The bread-and-butter work in my area is corporate marketing projects, and plenty of those involve talking head videos. And plenty of those talking heads wear white shirts. This is what I do about it…
White shirts aren’t as deadly as they used to be. In the old SD and early HD days they were deadly, as the average white shirt came close to clipping just by sitting in the key light. Now it takes a little extra work to make that shirt blow out, but as it’s still the brightest thing in the frame it’s often nice to mute it a bit so the interview subject, the most important thing in the frame, isn’t visually overwhelmed by their own clothing.
The issue is that faces look best when lit by soft light, and interview subjects generally benefit from that soft light source being as close to the edge of frame as possible so that the light wraps around the subject pleasantly and their skin glows with soft specular highlights, but this kind of light source is almost impossible to cut with any precision. On more than one occasion I’ve seen a grip struggle to cut light that’s cast by a 4’x4′ frame of diffusion located 3′ away from the subject, and it almost never works: more often than not they simply take down the light level overall,
I’ve developed a trick, however, that works reasonably well.
This is a rough example of the lighting setup described above. Normally the source might be a little more frontal, but you get the idea. This kind of lighting makes nearly everyone look great.
“Let’s flag that shirt,” the gaffer says, and he or the key grip grab a solid and usually do the following:
From the subject’s point of view, they see this:
We haven’t actually cut any light off a portion of the subject, we’ve just made the light source appear smaller and about half as bright. The goal is to leave all the light on the subject’s face but take it, selectively, off the shirt.

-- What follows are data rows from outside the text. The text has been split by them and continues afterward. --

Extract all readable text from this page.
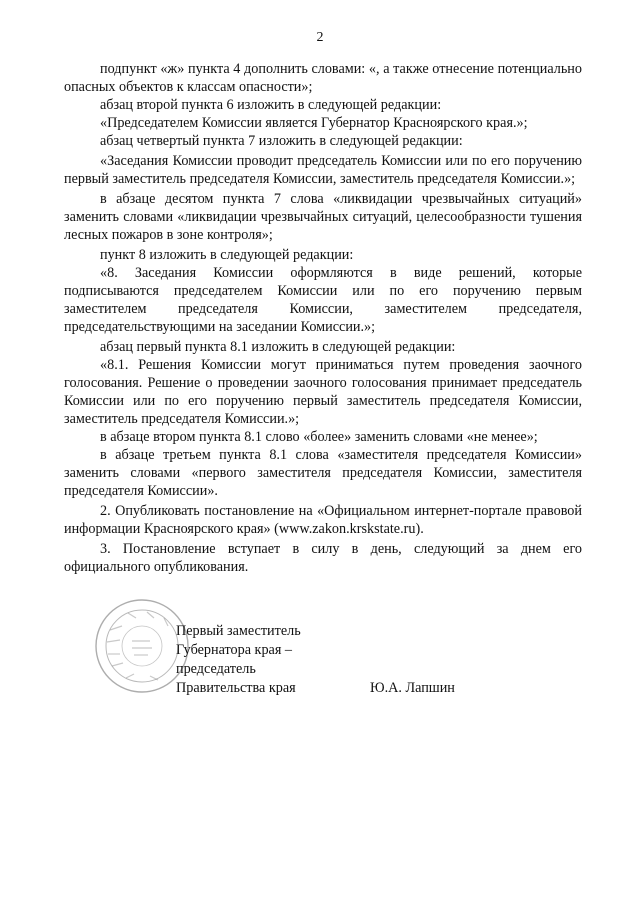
2

подпункт «ж» пункта 4 дополнить словами: «, а также отнесение потенциально опасных объектов к классам опасности»;

абзац второй пункта 6 изложить в следующей редакции:

«Председателем Комиссии является Губернатор Красноярского края.»;

абзац четвертый пункта 7 изложить в следующей редакции:

«Заседания Комиссии проводит председатель Комиссии или по его поручению первый заместитель председателя Комиссии, заместитель председателя Комиссии.»;

в абзаце десятом пункта 7 слова «ликвидации чрезвычайных ситуаций» заменить словами «ликвидации чрезвычайных ситуаций, целесообразности тушения лесных пожаров в зоне контроля»;

пункт 8 изложить в следующей редакции:

«8. Заседания Комиссии оформляются в виде решений, которые подписываются председателем Комиссии или по его поручению первым заместителем председателя Комиссии, заместителем председателя, председательствующими на заседании Комиссии.»;

абзац первый пункта 8.1 изложить в следующей редакции:

«8.1. Решения Комиссии могут приниматься путем проведения заочного голосования. Решение о проведении заочного голосования принимает председатель Комиссии или по его поручению первый заместитель председателя Комиссии, заместитель председателя Комиссии.»;

в абзаце втором пункта 8.1 слово «более» заменить словами «не менее»;

в абзаце третьем пункта 8.1 слова «заместителя председателя Комиссии» заменить словами «первого заместителя председателя Комиссии, заместителя председателя Комиссии».

2. Опубликовать постановление на «Официальном интернет-портале правовой информации Красноярского края» (www.zakon.krskstate.ru).

3. Постановление вступает в силу в день, следующий за днем его официального опубликования.

Первый заместитель
Губернатора края –
председатель
Правительства края	Ю.А. Лапшин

We could try to “eggcrate” the light:
From the subject’s perspective, the light source looks like this:
If you were to stick your head next to the subject’s head and slowly move it downward in front of the shirt, you’d see this:
The farther down you go the less you see of the top half of the light source, which reduces exposure on the shirt by about a stop.
This is a trick I use very occasionally for other things, but it’s startling how directional this can make a source. At a distance it doesn’t make a huge difference, but if you’re right next to it you’ll get full exposure if you stand in exactly one spot and lose exposure if you shift only a little bit one way or the other. At close quarters, such as in a situation like this one, the exposure on a person’s face can change noticeably if they simply slouch… even though they’re lit by a huge source only a few feet away!
I needed a better strategy. Eventually I came up with this:
This is deceptively simple. The placement of that bottom flag has to be pretty precise: it should aim along a straight line between the bottom of the light source and the subject’s collar.
Here’s what the subject sees:
If you put your head alongside theirs and move it down in front of their shirt you’ll see:
The farther your head drops the less of the light source you’ll see. This is still semi-directional in that an interview subject who slouches four or five inches will start to put their face into shadow, but the cut isn’t nearly as sharp as the previous method. It still does the job reasonably well, but the transition is softer and more forgiving.
Just be sure to aim the flag edge-on at the point you want the cut to start (usually the subject’s collar).
There’s really no way to take soft light off a white shirt at close range with any precision, but this method introduces a sort of “live grad” effect where exposure drops off by about a stop between the subject’s neck and waist. It’s not a bad way to go.
I joke that I learned to light long ago by being a young second camera assistant who stood everywhere the electricians wanted to put a light. Now I spend a certain amount of my time teaching my crew how to cut things in ways they’d never thought of, simply because they’re used to using flags in a very direct way–put it in front of the light!–while I’m thinking of what happens if I put the flag edge-on to things that I want lit and sideways to things I don’t want lit. But… that’s what DP’s do: we think about light far more than is healthy. It’s part of the job, but also part of who we are.